Why does Yorkshire keep garnering all the least covetable of motor claims related statistical distinctions these days? First it was all that stuff about crash for cash in Bradford, now it seems Bankstone News shares its home country with some of Britain’s most dangerous A-roads and motorways.

Dr Joanne Hill, director of charity the Road Safety Foundation reckons “the UK’s highest-risk roads are single-carriageways, and eight out of 10 of the persistently higher risk roads are in the North of England,” with Sheffield, Yorkshire and Humberside all singled out for censure. Nearly 60% of Britain’s A-roads, and 25% of motorways are unsafe, the RSF claims.

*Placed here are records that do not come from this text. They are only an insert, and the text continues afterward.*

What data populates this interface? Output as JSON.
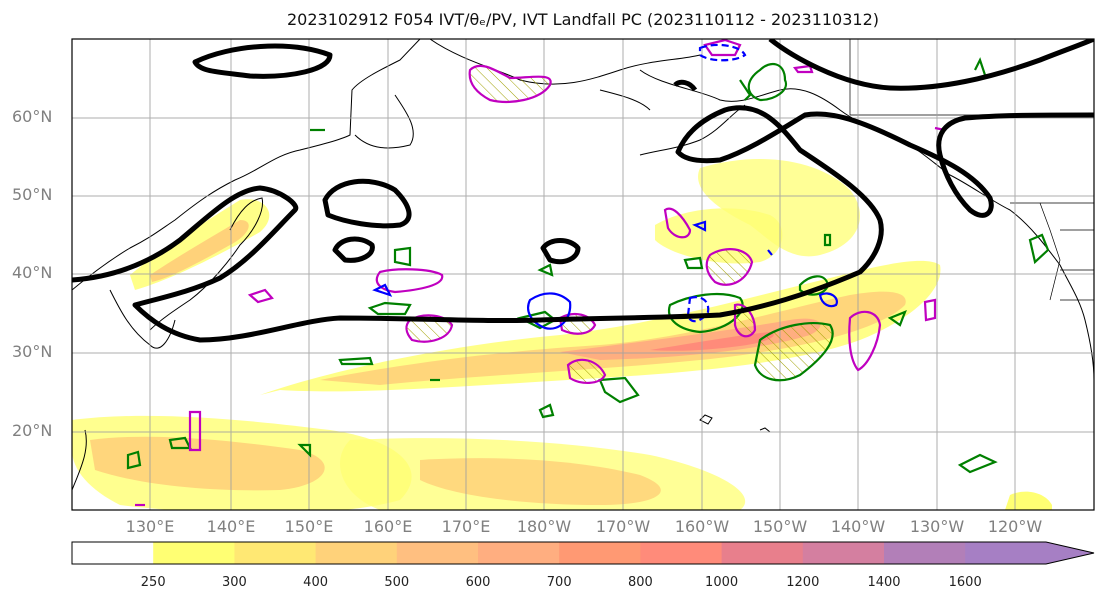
{
  "title": "2023102912 F054 IVT/θₑ/PV, IVT Landfall PC (2023110112 - 2023110312)",
  "latitude_labels": [
    "60°N",
    "50°N",
    "40°N",
    "30°N",
    "20°N"
  ],
  "longitude_labels": [
    "130°E",
    "140°E",
    "150°E",
    "160°E",
    "170°E",
    "180°W",
    "170°W",
    "160°W",
    "150°W",
    "140°W",
    "130°W",
    "120°W"
  ],
  "colorbar": {
    "tick_labels": [
      "250",
      "300",
      "400",
      "500",
      "600",
      "700",
      "800",
      "1000",
      "1200",
      "1400",
      "1600"
    ],
    "colors": [
      "#ffffff",
      "#ffff73",
      "#ffe873",
      "#ffd27a",
      "#ffbf80",
      "#ffae80",
      "#ff9973",
      "#ff8b7a",
      "#e87f8c",
      "#d47fa0",
      "#b27fb8",
      "#a67fc4"
    ]
  },
  "colors": {
    "ivt_contour": "#000000",
    "theta_e": "#008000",
    "pv_positive": "#c000c0",
    "pv_negative": "#0000ff",
    "coastline": "#000000",
    "gridline": "#a0a0a0"
  }
}
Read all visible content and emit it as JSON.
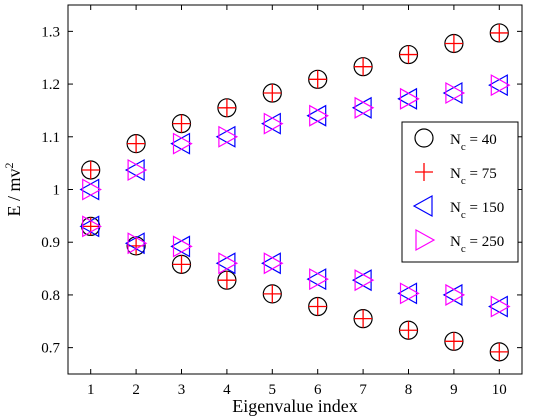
{
  "chart_data": {
    "type": "scatter",
    "title": "",
    "xlabel": "Eigenvalue index",
    "ylabel": "E / mv",
    "ylabel_superscript": "2",
    "xlim": [
      0.5,
      10.5
    ],
    "ylim": [
      0.65,
      1.35
    ],
    "xticks": [
      1,
      2,
      3,
      4,
      5,
      6,
      7,
      8,
      9,
      10
    ],
    "yticks": [
      0.7,
      0.8,
      0.9,
      1,
      1.1,
      1.2,
      1.3
    ],
    "ytick_labels": [
      "0.7",
      "0.8",
      "0.9",
      "1",
      "1.1",
      "1.2",
      "1.3"
    ],
    "grid": false,
    "legend_position": "right",
    "x": [
      1,
      2,
      3,
      4,
      5,
      6,
      7,
      8,
      9,
      10
    ],
    "series": [
      {
        "name_base": "N",
        "name_sub": "c",
        "name_rest": " = 40",
        "marker": "circle",
        "color": "#000000",
        "upper": [
          1.037,
          1.087,
          1.125,
          1.155,
          1.183,
          1.209,
          1.233,
          1.256,
          1.277,
          1.297
        ],
        "lower": [
          0.93,
          0.893,
          0.858,
          0.828,
          0.802,
          0.778,
          0.755,
          0.733,
          0.712,
          0.692
        ]
      },
      {
        "name_base": "N",
        "name_sub": "c",
        "name_rest": " = 75",
        "marker": "plus",
        "color": "#ff0000",
        "upper": [
          1.037,
          1.087,
          1.125,
          1.155,
          1.183,
          1.209,
          1.233,
          1.256,
          1.277,
          1.297
        ],
        "lower": [
          0.93,
          0.893,
          0.858,
          0.828,
          0.802,
          0.778,
          0.755,
          0.733,
          0.712,
          0.692
        ]
      },
      {
        "name_base": "N",
        "name_sub": "c",
        "name_rest": " = 150",
        "marker": "triangle-left",
        "color": "#0000ff",
        "upper": [
          1.0,
          1.037,
          1.087,
          1.1,
          1.125,
          1.14,
          1.155,
          1.172,
          1.183,
          1.198
        ],
        "lower": [
          0.93,
          0.898,
          0.892,
          0.86,
          0.86,
          0.83,
          0.828,
          0.803,
          0.8,
          0.778
        ]
      },
      {
        "name_base": "N",
        "name_sub": "c",
        "name_rest": " = 250",
        "marker": "triangle-right",
        "color": "#ff00ff",
        "upper": [
          1.0,
          1.037,
          1.087,
          1.1,
          1.125,
          1.14,
          1.155,
          1.172,
          1.183,
          1.198
        ],
        "lower": [
          0.93,
          0.898,
          0.892,
          0.86,
          0.86,
          0.83,
          0.828,
          0.803,
          0.8,
          0.778
        ]
      }
    ]
  }
}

The very worst section of A-road in the country, however, is in Cheshire. A 12km stretch of road between Macclesfield and Buxton, can now claim to be Britain’s most dangerous road following an impressive 42% increase in fatal and serious collisions over the past year. Of the 27 fatal and serious accidents on this stretch of road, 18 involved motorcyclists.

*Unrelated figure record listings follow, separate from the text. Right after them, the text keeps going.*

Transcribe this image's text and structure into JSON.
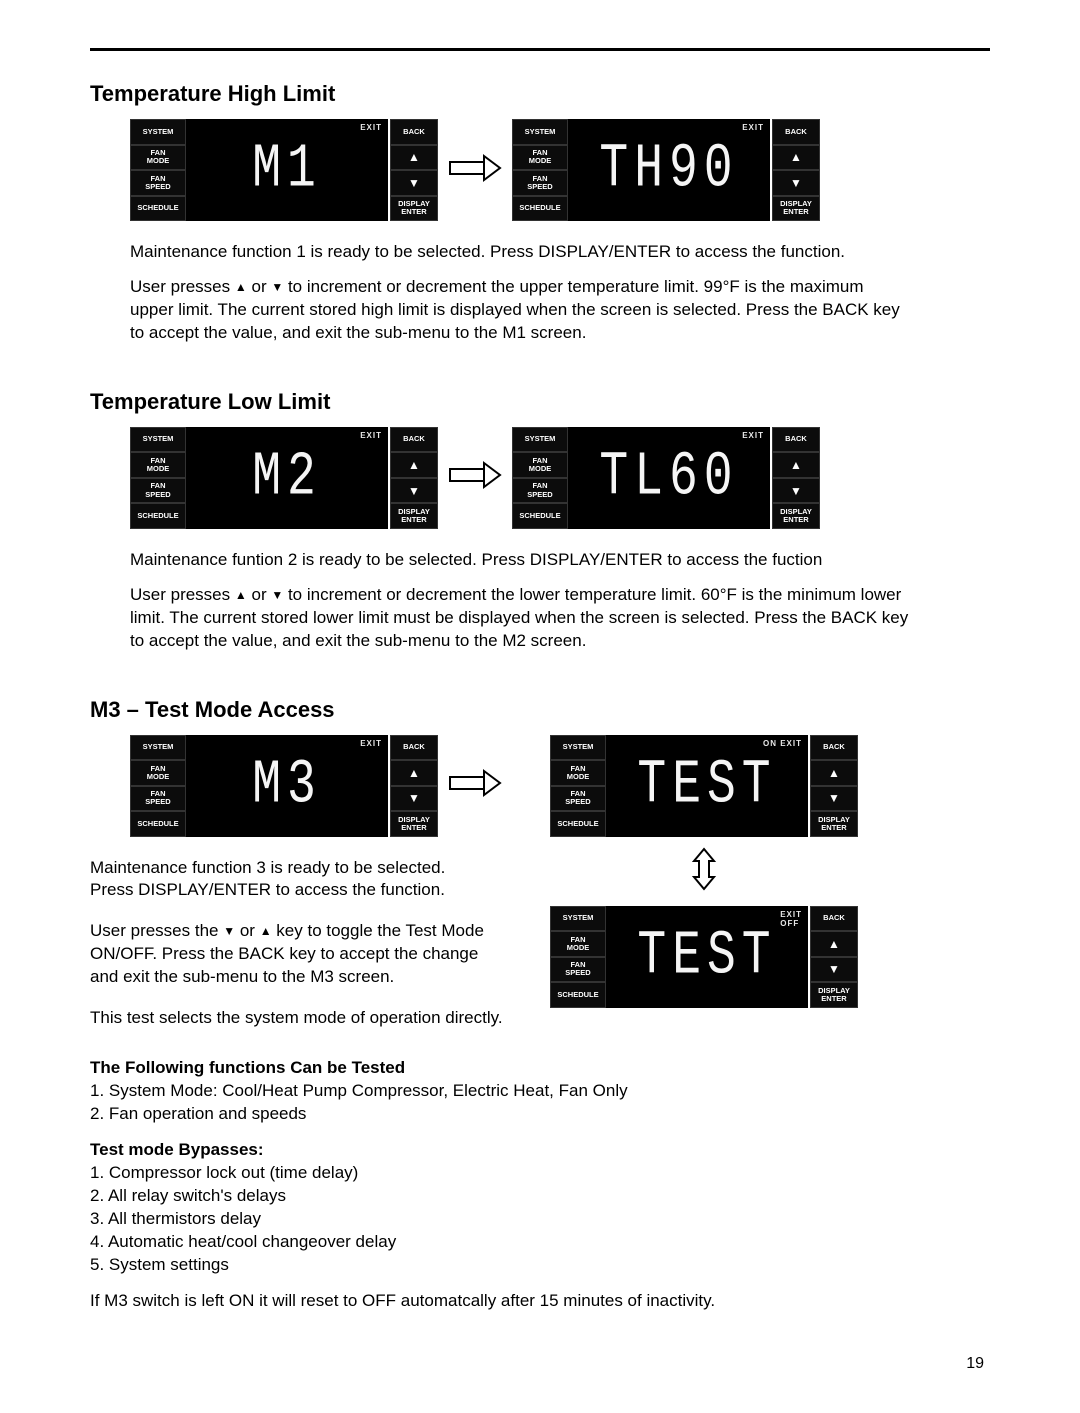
{
  "page_number": "19",
  "sections": {
    "high": {
      "heading": "Temperature High Limit",
      "screen1": {
        "left": [
          "SYSTEM",
          "FAN\nMODE",
          "FAN\nSPEED",
          "SCHEDULE"
        ],
        "status": "EXIT",
        "seg": "M1",
        "right": [
          "BACK",
          "▲",
          "▼",
          "DISPLAY\nENTER"
        ]
      },
      "screen2": {
        "left": [
          "SYSTEM",
          "FAN\nMODE",
          "FAN\nSPEED",
          "SCHEDULE"
        ],
        "status": "EXIT",
        "seg": "TH90",
        "right": [
          "BACK",
          "▲",
          "▼",
          "DISPLAY\nENTER"
        ]
      },
      "p1": "Maintenance function 1 is ready to be selected. Press DISPLAY/ENTER to access the function.",
      "p2_pre": "User presses ",
      "p2_mid": " or ",
      "p2_post": " to increment or decrement the upper temperature limit. 99°F is the maximum upper limit. The current stored high limit is displayed when the screen is selected. Press the BACK key to accept the value, and exit the sub-menu to the M1 screen."
    },
    "low": {
      "heading": "Temperature Low Limit",
      "screen1": {
        "left": [
          "SYSTEM",
          "FAN\nMODE",
          "FAN\nSPEED",
          "SCHEDULE"
        ],
        "status": "EXIT",
        "seg": "M2",
        "right": [
          "BACK",
          "▲",
          "▼",
          "DISPLAY\nENTER"
        ]
      },
      "screen2": {
        "left": [
          "SYSTEM",
          "FAN\nMODE",
          "FAN\nSPEED",
          "SCHEDULE"
        ],
        "status": "EXIT",
        "seg": "TL60",
        "right": [
          "BACK",
          "▲",
          "▼",
          "DISPLAY\nENTER"
        ]
      },
      "p1": "Maintenance funtion 2 is ready to be selected. Press DISPLAY/ENTER to access the fuction",
      "p2_pre": "User presses ",
      "p2_mid": " or ",
      "p2_post": " to increment or decrement the lower temperature limit. 60°F is the minimum lower limit. The current stored lower limit must be displayed when the screen is selected. Press the BACK key to accept the value, and exit the sub-menu to the M2 screen."
    },
    "m3": {
      "heading": "M3 – Test Mode Access",
      "screenA": {
        "left": [
          "SYSTEM",
          "FAN\nMODE",
          "FAN\nSPEED",
          "SCHEDULE"
        ],
        "status": "EXIT",
        "seg": "M3",
        "right": [
          "BACK",
          "▲",
          "▼",
          "DISPLAY\nENTER"
        ]
      },
      "screenB": {
        "left": [
          "SYSTEM",
          "FAN\nMODE",
          "FAN\nSPEED",
          "SCHEDULE"
        ],
        "status": "ON   EXIT",
        "seg": "TEST",
        "right": [
          "BACK",
          "▲",
          "▼",
          "DISPLAY\nENTER"
        ]
      },
      "screenC": {
        "left": [
          "SYSTEM",
          "FAN\nMODE",
          "FAN\nSPEED",
          "SCHEDULE"
        ],
        "status": "EXIT\nOFF",
        "seg": "TEST",
        "right": [
          "BACK",
          "▲",
          "▼",
          "DISPLAY\nENTER"
        ]
      },
      "p1": "Maintenance function 3 is ready to be selected. Press DISPLAY/ENTER to access the function.",
      "p2_pre": "User presses the ",
      "p2_mid": " or ",
      "p2_post": " key to toggle the Test Mode ON/OFF. Press the BACK key to accept the change and exit the sub-menu to the M3 screen.",
      "p3": "This test selects the system mode of operation directly.",
      "funcs_head": "The Following functions Can be Tested",
      "funcs": [
        "1. System Mode: Cool/Heat Pump Compressor, Electric Heat, Fan Only",
        "2. Fan operation and speeds"
      ],
      "bypass_head": "Test mode Bypasses:",
      "bypass": [
        "1. Compressor lock out (time delay)",
        "2. All relay switch's delays",
        "3. All thermistors delay",
        "4. Automatic heat/cool changeover delay",
        "5. System settings"
      ],
      "p4": "If M3 switch is left ON it will reset to OFF automatcally after 15 minutes of inactivity."
    }
  }
}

If you take motorcycles out of the equation, Britain’s most dangerous stretch of tarmac – just up the road from Bankstone News – though not in Yorkshire – is the 6.5km stretch of the A675 between Higher Walton and the M65 (J3).

Having mapped 45,000km of the country;s motorways and A-roads, the RSF has found that more than half the UK’s road deaths are concentrated on 10% of roads – with poor road design the principle culprit.

“Motorways and primary A-roads are the ones drivers use to travel longer journeys, such as for holidays or for long-distance haulage,” comments Dr Hill, “but it is the busy non-primary routes – the ones that take volumes of traffic at all hours – between towns and villages across Britain that represent the highest risk, accounting for 62% of road deaths.”